When you're sitting behind one of the consistently best units in college football, it's hard to get noticed. With a front seven that has a reputation for hosting parties in opponents' backfields in front of it, Stanford's secondary tends to get lost in all of the bright lights and noise. And this year could be the year that Stanford's once-inexperienced secondary breaks out of its shell and joins that party.
Last season, Stanford's secondary lost five starters, and was left with a fairly young group of regulars. Only two players, Kodi Whitfield and Ronnie Harris, had seen truly significant playing time. Talented but inexperienced players like true freshman Quenton Meeks and sophomores Terrence Alexander, and Alijah Holder were forced to step up.
The results were somewhat predictable: the unit flashed some signs of its play-making potential, but finished the season an almost perfectly middling sixth in the Pac-12 in pass defense.
One glimpse into the group's and its headliner, Meeks' potential probably ended up saving Stanford's season. With a perfectly timed interception late against Washington State, Meeks transferred Stanford's postseason plane tickets from El Paso to Pasadena.
With Stanford down 28-27 and the Cougars driving late in Pullman, someone had to step up. Meeks did just that, making a huge play that put Stanford inside Washington State's 40-yard line.
Washington State lined up in a fairly standard formation, with three wide receivers out on the right side.
But before Cougars' quarterback Luke Falk even had time to field the snap and drop back, Meeks already recognized that it was going to be a screen play, and started crashing in.
Unnoticed by Falk, Meeks blazed through both receivers and put himself right in their position, ready to haul in Falk's throw and save Stanford's season.
Meeks' instincts and anticipation on this play can't be taught -- a trait that this secondary as a whole has been gifted with as well. The play draws back memories of Shayne Skov's incredibly-timed jumped snap in the Pac-12 Championship Game in 2013 -- special company for the true freshman.
Although Stanford finished 10th in the Pac-12 in interceptions last season, those play-making skills will remain. With more time for maturation after last season, Stanford's secondary's natural ball-hawking skills and football IQ should help them take the next step and turn this unit into one of the team's strengths.
They certainly don't lack the athleticism or talent needed to become a force to reckon with in the Pac-12. At 4.73, Meeks actually ran the slowest 40 time out of Stanford's corners, trailing Alexander (4.45) and Holder (4.46). Raw talent shouldn't be an issue for the Cardinal going forward -- they've already proven that they can light up highlight reels by making big plays. But that's not everything.
Stanford's secondary was exposed against more explosive offensive teams, getting burned by the likes of UCLA, Oregon and Notre Dame. At times, these teams even seemed to get in their heads. Their speed gave the young Cardinal secondary little margin for error, exposing mental lapses and missed assignments. The consequence: big plays.

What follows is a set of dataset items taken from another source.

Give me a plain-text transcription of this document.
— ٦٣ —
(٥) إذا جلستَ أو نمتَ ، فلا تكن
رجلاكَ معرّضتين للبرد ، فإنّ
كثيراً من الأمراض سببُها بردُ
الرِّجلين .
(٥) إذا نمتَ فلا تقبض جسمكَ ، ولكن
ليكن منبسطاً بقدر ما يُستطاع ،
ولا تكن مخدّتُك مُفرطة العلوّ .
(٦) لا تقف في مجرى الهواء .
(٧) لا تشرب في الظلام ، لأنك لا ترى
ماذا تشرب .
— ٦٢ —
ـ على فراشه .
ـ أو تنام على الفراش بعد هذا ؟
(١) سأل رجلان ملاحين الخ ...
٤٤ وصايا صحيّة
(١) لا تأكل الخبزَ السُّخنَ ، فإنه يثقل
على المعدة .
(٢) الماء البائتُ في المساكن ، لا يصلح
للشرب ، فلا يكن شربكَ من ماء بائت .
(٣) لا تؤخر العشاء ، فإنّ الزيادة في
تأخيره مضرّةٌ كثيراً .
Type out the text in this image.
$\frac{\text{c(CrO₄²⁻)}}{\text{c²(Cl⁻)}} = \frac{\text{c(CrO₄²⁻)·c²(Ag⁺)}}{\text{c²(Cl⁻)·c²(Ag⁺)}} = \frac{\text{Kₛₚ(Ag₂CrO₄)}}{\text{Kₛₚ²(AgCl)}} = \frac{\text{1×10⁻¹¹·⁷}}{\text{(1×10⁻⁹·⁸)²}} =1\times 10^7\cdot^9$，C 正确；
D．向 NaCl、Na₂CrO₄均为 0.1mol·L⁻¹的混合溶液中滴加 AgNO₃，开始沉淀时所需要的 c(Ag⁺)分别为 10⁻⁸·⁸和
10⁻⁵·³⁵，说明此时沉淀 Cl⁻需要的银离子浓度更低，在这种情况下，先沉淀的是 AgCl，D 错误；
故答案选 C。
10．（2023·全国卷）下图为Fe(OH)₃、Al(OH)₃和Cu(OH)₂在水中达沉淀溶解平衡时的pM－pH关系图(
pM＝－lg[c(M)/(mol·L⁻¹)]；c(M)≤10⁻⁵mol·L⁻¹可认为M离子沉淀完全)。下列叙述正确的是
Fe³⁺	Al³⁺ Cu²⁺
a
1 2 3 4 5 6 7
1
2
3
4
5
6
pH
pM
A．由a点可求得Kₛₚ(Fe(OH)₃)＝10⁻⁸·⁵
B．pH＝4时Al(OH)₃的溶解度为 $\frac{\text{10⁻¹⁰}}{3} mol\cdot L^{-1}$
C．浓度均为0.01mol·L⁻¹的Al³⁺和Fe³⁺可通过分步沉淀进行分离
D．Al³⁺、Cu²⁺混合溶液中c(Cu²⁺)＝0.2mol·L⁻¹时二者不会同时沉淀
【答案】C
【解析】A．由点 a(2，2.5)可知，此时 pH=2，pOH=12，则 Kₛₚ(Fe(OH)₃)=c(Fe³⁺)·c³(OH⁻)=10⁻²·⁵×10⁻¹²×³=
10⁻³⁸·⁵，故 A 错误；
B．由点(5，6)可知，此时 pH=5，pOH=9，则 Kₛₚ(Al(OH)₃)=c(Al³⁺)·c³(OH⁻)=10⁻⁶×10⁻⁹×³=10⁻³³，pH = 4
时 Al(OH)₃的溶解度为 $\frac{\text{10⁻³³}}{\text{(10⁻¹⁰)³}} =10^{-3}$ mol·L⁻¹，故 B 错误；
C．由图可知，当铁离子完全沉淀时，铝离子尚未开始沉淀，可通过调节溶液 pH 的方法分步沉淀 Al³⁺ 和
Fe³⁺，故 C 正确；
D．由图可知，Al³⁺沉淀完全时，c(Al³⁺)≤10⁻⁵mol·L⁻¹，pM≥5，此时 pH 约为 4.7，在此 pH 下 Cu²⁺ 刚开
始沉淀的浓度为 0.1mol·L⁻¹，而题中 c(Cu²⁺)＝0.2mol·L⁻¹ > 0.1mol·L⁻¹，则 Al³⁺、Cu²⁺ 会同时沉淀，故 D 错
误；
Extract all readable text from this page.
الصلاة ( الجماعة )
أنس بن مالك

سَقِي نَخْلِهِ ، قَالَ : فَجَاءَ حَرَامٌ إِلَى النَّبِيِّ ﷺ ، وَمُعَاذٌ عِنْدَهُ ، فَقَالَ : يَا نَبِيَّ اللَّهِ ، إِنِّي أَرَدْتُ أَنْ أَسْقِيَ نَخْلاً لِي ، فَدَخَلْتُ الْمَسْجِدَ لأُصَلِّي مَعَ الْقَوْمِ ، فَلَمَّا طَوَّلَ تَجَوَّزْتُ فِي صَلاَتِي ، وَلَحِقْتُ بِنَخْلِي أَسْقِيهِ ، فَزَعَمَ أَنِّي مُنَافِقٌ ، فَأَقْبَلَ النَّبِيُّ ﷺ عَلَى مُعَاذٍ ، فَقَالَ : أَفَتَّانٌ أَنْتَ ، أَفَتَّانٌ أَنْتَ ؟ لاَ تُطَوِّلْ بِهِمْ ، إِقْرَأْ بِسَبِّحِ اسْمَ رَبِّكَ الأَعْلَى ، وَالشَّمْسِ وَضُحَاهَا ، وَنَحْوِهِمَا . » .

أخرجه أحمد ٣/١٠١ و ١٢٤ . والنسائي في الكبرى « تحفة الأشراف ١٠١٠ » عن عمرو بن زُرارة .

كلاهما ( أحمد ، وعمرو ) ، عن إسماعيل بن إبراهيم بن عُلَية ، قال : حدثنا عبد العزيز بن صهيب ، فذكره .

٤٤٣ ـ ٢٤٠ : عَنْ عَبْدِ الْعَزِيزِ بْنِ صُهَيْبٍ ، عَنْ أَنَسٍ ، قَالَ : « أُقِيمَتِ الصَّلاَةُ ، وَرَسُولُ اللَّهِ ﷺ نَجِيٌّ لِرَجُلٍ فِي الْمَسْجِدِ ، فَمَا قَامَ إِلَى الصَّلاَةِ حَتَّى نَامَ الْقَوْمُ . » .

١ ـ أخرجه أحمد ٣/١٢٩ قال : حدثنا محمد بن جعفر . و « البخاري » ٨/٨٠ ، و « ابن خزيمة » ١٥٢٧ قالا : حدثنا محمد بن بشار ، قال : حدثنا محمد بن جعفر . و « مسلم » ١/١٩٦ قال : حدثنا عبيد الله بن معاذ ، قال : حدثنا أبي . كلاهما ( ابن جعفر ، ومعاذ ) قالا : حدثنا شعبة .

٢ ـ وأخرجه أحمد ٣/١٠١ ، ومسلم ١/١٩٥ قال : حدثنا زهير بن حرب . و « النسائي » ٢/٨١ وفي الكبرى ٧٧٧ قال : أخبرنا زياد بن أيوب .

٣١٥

Part of these issues stemmed from a weak pass rush, but the issue still remained: despite their athleticism, the Cardinal were routinely beat in space by high caliber offensive teams.
Take this play against Vernon Adams Jr. and the Oregon Ducks, for example. The Ducks lined up with a receiver in motion on the right side, and ran a wheel on the left.
Stanford's corners locked down Oregon's speedy receivers, but the defensive line failed to get a push.
Somehow, the play ended like this.
How, might you ask? A missed assignment that probably earned safety Kodi Whitfield one of David Shaw's not-so-famous earfuls. He fell asleep on his only job, staying back to cover the deep ball, and let Darren Carrington run free. Carrington cut deep, but Whitfield hardly moved.
Against a team like Oregon, that won't fly. Instead of being aggressive against these receivers, Whitfield was on his heels.
As a unit, the Cardinal secondary struggled to defend in space -- perhaps because they were too passive. Another year of experience under their belts could give them the confidence to play like they own the turf. They have the athleticism to compete, but sometimes they seem to forget.
This passive mentality might have spilled out and created more missed assignments against elite teams.
Spot the issue here:
Sure, we don't know the exact play call here, but it doesn't take a Stanford degree to note that there simply weren't enough defenders here to stop three receivers.
Another issue that was exposed in the Oregon game: at times, Stanford's secondary struggled with run support.
On this play, a simple read option to the right side, Stanford's corners got locked down in space, unable to shed blocks and make the play.
Overall, this secondary certainly needs to improve in run support and making plays in space, but the outlook for an improved group from last year is positive. They had the physical tools to compete in a crowded Pac-12 North, but just needed a little more experience and coaching to take the pivotal next step.
With nearly nine months to bulk up and learn from last season, Stanford's secondary should become a point of fortitude. Defensive backs coach Duane Akina has proven that he can consistently shape raw talent and coach up players.
Accordingly, the smart man's money never goes against Shaw, Akina, and the Stanford coaching staff, and there's no reason to expect otherwise from this group.